Per Romero, dunque, lo zombi è diventato la metafora ideale, grazie alla sua duttilità, per descrivere gli orrori delle nostre società: è il consumatore idiota che butta il suo tempo nella ricerca ossessiva di cibo e prodotti… E’ un essere che non crea niente, che non apprezza niente, completamente sottomesso al suo intestino… Un morto che pur non avendo, per definizione, alcun bisogno reale, s’aggira famelico per i centri commerciali. Avanza inebetito… è guidato da un bisogno fasullo… da un istinto imbecille… Il complesso militare-industriale-finanziario è uno zombi… ha fame di giovani talenti… si nutre dei loro cervelli e succhia avido i loro cuori… E come produce i suoi beni? Di cosa sono fatte in fondo le cose che consumiamo? Dello sfruttamento, spesso schiavista, di milioni di operai e contadini. Il mega zombi occidentale sta consumando l’intero pianeta… interi ecosistemi spazzati via, l’estinzione giornaliera delle specie… L’energia e le risorse della Terra… non sono forse sottratte a miliardi di persone che vivono in condizioni disumane?! I consumatori del mondo ricco mangiano carne umana! Non siamo forse noi gli zombi? Zombi sono anche i migranti costretti a lasciare le proprie terre devastate dalle (nostre) guerre, dalle (nostre) carestie, da (nostri) regimi dittatoriali… muoiono a migliaia durante i viaggi della disperazione… ai confini fra Messico e USA, nel Mediterraneo… i loro corpi morti, arrivano trasportati dalle onde, sulle nostre spiagge. E’ una tragedia che si ripete sempre più spesso, negli ultimi vent’anni, lungo le rotte che portano dai paesi poveri a quelli ricchi. Una tragedia a cui siamo assuefatti, noi che vogliamo sentirci al sicuro nelle nostre città fortificate, ma che ci divora da dentro, con i suoi miasmi fatti d’ansia e angoscia, di paura e orrore, d’impotenza e rabbia cieca (Cfr. il film “La terra dei morti viventi” ovvero Land of the Dead del 2005). Gli zombi sono la metafora dell’apocalisse: il mondo è devastato, l’umanità sull’orlo dell’estinzione, tutto si azzera. In questo caso Romero indaga i tentativi di gruppi di sopravvissuti di ricominciare da capo fondando comunità: alcune d’orientamento conservatore, altre progressista ma, inutile dirlo, gli esiti sono catastrofici (Cfr.”Survival of the Dead – L’isola dei sopravvissuti”, film del 2009)
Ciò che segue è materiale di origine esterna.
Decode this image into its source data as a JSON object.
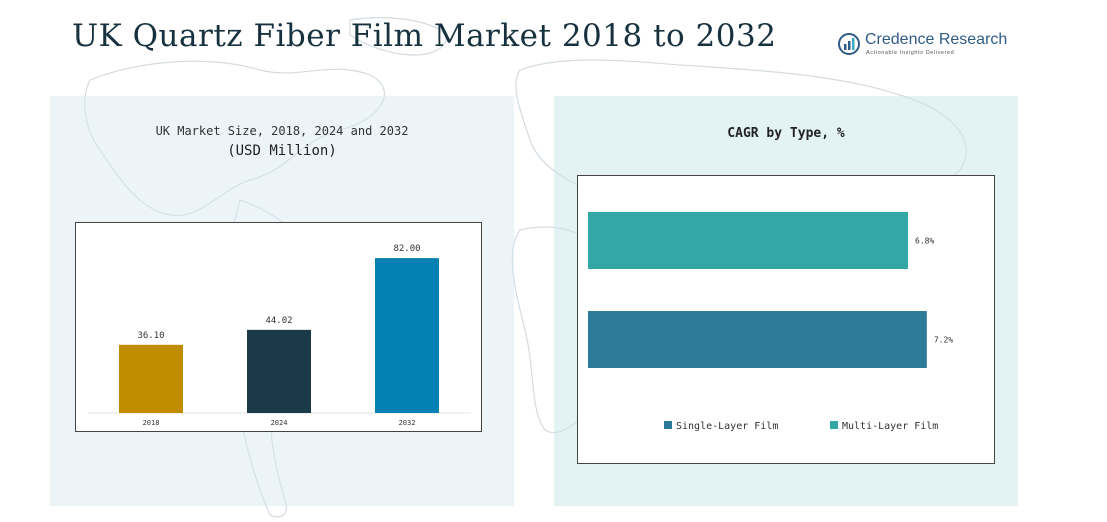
{
  "title": "UK Quartz Fiber Film Market 2018 to 2032",
  "logo": {
    "name": "Credence Research",
    "tagline": "Actionable Insights Delivered"
  },
  "left_panel": {
    "subtitle_line1": "UK Market Size, 2018, 2024 and 2032",
    "subtitle_line2": "(USD Million)"
  },
  "right_panel": {
    "subtitle": "CAGR by Type, %"
  },
  "colors": {
    "bar_2018": "#c28c00",
    "bar_2024": "#1a3a4a",
    "bar_2032": "#0580b3",
    "single_layer": "#2e7a99",
    "multi_layer": "#33a6a6"
  },
  "chart_data": [
    {
      "type": "bar",
      "title": "UK Market Size, 2018, 2024 and 2032 (USD Million)",
      "categories": [
        "2018",
        "2024",
        "2032"
      ],
      "values": [
        36.1,
        44.02,
        82.0
      ],
      "value_labels": [
        "36.10",
        "44.02",
        "82.00"
      ],
      "colors": [
        "#c28c00",
        "#1a3a4a",
        "#0580b3"
      ],
      "ylim": [
        0,
        90
      ],
      "grid": false
    },
    {
      "type": "bar",
      "orientation": "horizontal",
      "title": "CAGR by Type, %",
      "categories": [
        "Multi-Layer Film",
        "Single-Layer Film"
      ],
      "values": [
        6.8,
        7.2
      ],
      "value_labels": [
        "6.8%",
        "7.2%"
      ],
      "colors": [
        "#33a6a6",
        "#2e7a99"
      ],
      "legend": [
        "Single-Layer Film",
        "Multi-Layer Film"
      ],
      "legend_position": "bottom",
      "xlim": [
        0,
        8.5
      ],
      "grid": false
    }
  ]
}
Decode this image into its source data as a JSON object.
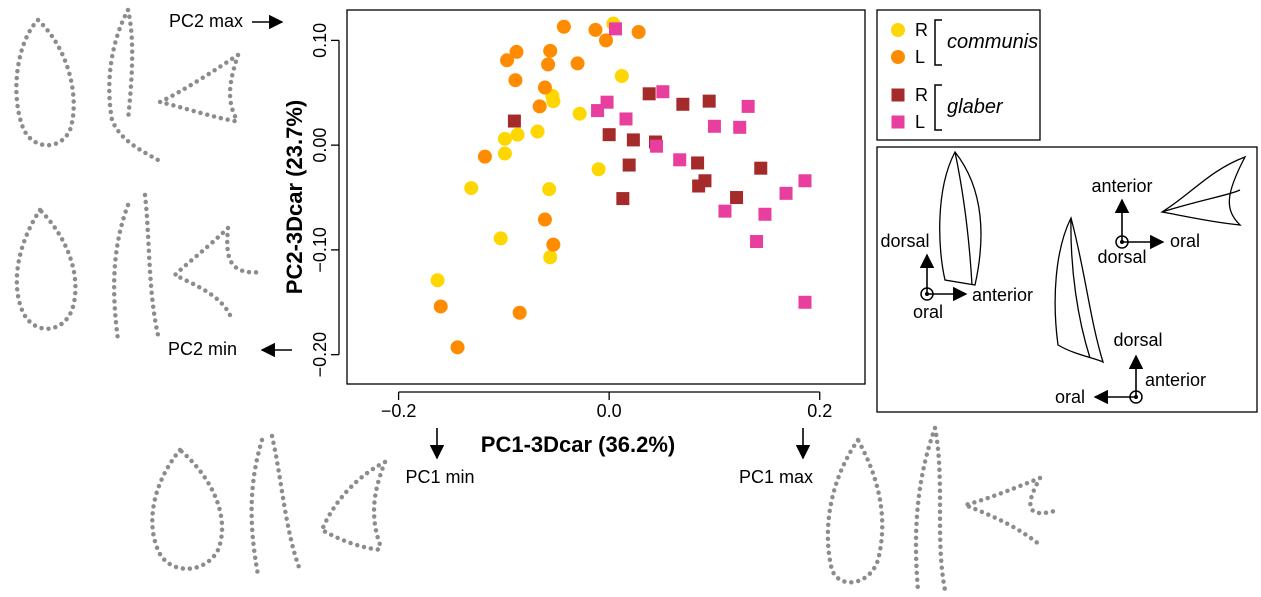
{
  "chart_data": {
    "type": "scatter",
    "xlabel": "PC1-3Dcar (36.2%)",
    "ylabel": "PC2-3Dcar (23.7%)",
    "xlim": [
      -0.249,
      0.243
    ],
    "ylim": [
      -0.228,
      0.129
    ],
    "xticks": [
      {
        "value": -0.2,
        "label": "−0.2"
      },
      {
        "value": 0,
        "label": "0.0"
      },
      0.2
    ],
    "yticks": [
      {
        "value": -0.2,
        "label": "−0.20"
      },
      {
        "value": -0.1,
        "label": "−0.10"
      },
      {
        "value": 0,
        "label": "0.00"
      },
      {
        "value": 0.1,
        "label": "0.10"
      }
    ],
    "legend_groups": [
      "communis",
      "glaber"
    ],
    "series": [
      {
        "name": "R",
        "color": "#FFD700",
        "marker": "circle",
        "x": [
          0.004,
          0.012,
          -0.054,
          -0.053,
          -0.028,
          -0.068,
          -0.087,
          -0.099,
          -0.099,
          -0.01,
          -0.131,
          -0.057,
          -0.103,
          -0.056,
          -0.163
        ],
        "y": [
          0.116,
          0.066,
          0.047,
          0.042,
          0.03,
          0.013,
          0.01,
          0.006,
          -0.008,
          -0.023,
          -0.041,
          -0.042,
          -0.089,
          -0.107,
          -0.129
        ]
      },
      {
        "name": "L",
        "color": "#FF8C00",
        "marker": "circle",
        "x": [
          -0.043,
          -0.003,
          -0.013,
          0.028,
          -0.088,
          -0.056,
          -0.097,
          -0.058,
          -0.03,
          -0.089,
          -0.061,
          -0.066,
          -0.118,
          -0.061,
          -0.053,
          -0.16,
          -0.085,
          -0.144
        ],
        "y": [
          0.113,
          0.1,
          0.11,
          0.108,
          0.089,
          0.09,
          0.081,
          0.077,
          0.078,
          0.062,
          0.055,
          0.037,
          -0.011,
          -0.071,
          -0.095,
          -0.154,
          -0.16,
          -0.193
        ]
      },
      {
        "name": "R",
        "color": "#A52A2A",
        "marker": "square",
        "x": [
          0.038,
          0.07,
          0.095,
          -0.09,
          0.0,
          0.023,
          0.044,
          0.019,
          0.084,
          0.144,
          0.091,
          0.085,
          0.121,
          0.013
        ],
        "y": [
          0.049,
          0.039,
          0.042,
          0.023,
          0.01,
          0.005,
          0.003,
          -0.019,
          -0.017,
          -0.022,
          -0.034,
          -0.039,
          -0.05,
          -0.051
        ]
      },
      {
        "name": "L",
        "color": "#E83E9E",
        "marker": "square",
        "x": [
          0.006,
          -0.002,
          -0.011,
          0.051,
          0.132,
          0.016,
          0.1,
          0.124,
          0.045,
          0.067,
          0.186,
          0.168,
          0.11,
          0.148,
          0.14,
          0.186
        ],
        "y": [
          0.111,
          0.041,
          0.033,
          0.051,
          0.037,
          0.025,
          0.018,
          0.017,
          -0.001,
          -0.014,
          -0.034,
          -0.046,
          -0.063,
          -0.066,
          -0.092,
          -0.15
        ]
      }
    ]
  },
  "annotations": {
    "pc2_max": "PC2 max",
    "pc2_min": "PC2 min",
    "pc1_min": "PC1 min",
    "pc1_max": "PC1 max"
  },
  "orientation_labels": [
    "anterior",
    "oral",
    "dorsal",
    "dorsal",
    "anterior",
    "oral",
    "dorsal",
    "anterior",
    "oral"
  ]
}
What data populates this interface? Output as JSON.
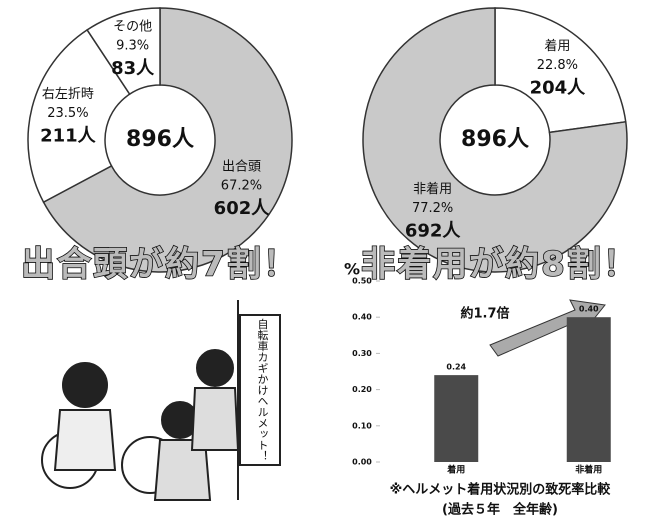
{
  "chart_data": [
    {
      "type": "donut",
      "title": "出合頭が約7割！",
      "center_label": "896人",
      "categories": [
        "出合頭",
        "右左折時",
        "その他"
      ],
      "values": [
        67.2,
        23.5,
        9.3
      ],
      "value_labels": [
        "67.2%",
        "23.5%",
        "9.3%"
      ],
      "counts": [
        602,
        211,
        83
      ],
      "count_labels": [
        "602人",
        "211人",
        "83人"
      ],
      "colors": [
        "#c9c9c9",
        "#ffffff",
        "#ffffff"
      ]
    },
    {
      "type": "donut",
      "title": "非着用が約8割！",
      "center_label": "896人",
      "categories": [
        "着用",
        "非着用"
      ],
      "values": [
        22.8,
        77.2
      ],
      "value_labels": [
        "22.8%",
        "77.2%"
      ],
      "counts": [
        204,
        692
      ],
      "count_labels": [
        "204人",
        "692人"
      ],
      "colors": [
        "#ffffff",
        "#c9c9c9"
      ]
    },
    {
      "type": "bar",
      "title": "※ヘルメット着用状況別の致死率比較",
      "subtitle": "(過去５年　全年齢)",
      "y_label": "%",
      "annotation": "約1.7倍",
      "categories": [
        "着用",
        "非着用"
      ],
      "values": [
        0.24,
        0.4
      ],
      "value_labels": [
        "0.24",
        "0.40"
      ],
      "color": "#4a4a4a",
      "ylim": [
        0,
        0.5
      ],
      "yticks": [
        {
          "value": 0,
          "label": "0.00"
        },
        {
          "value": 0.1,
          "label": "0.10"
        },
        {
          "value": 0.2,
          "label": "0.20"
        },
        {
          "value": 0.3,
          "label": "0.30"
        },
        {
          "value": 0.4,
          "label": "0.40"
        },
        {
          "value": 0.5,
          "label": "0.50"
        }
      ]
    }
  ],
  "sign_text": "自転車カギかけヘルメット！"
}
Ne I morti viventi di Romero (e Kraus che ha deciso di portare a termine il libro che il regista stava scrivendo da anni ma che non aveva mai terminato) gli zombi acquistano una nuova sfumatura, perché diventano metafora di salvezza per l’umanità. “La paura della morte era la stessa maledetta cosa. Non aveva niente a che fare col morire, ma tutto col non essere riusciti a vivere”. L’ultimo stadio della riflessione estremamente pessimistica di Romero che ambienta l’azione negli USA trumpiani. I morti viventi tentano di insegnare, per l’ultima volta, ai vivi morenti cosa significa stare in pace con se stessi e con il mondo. Ci riusciranno?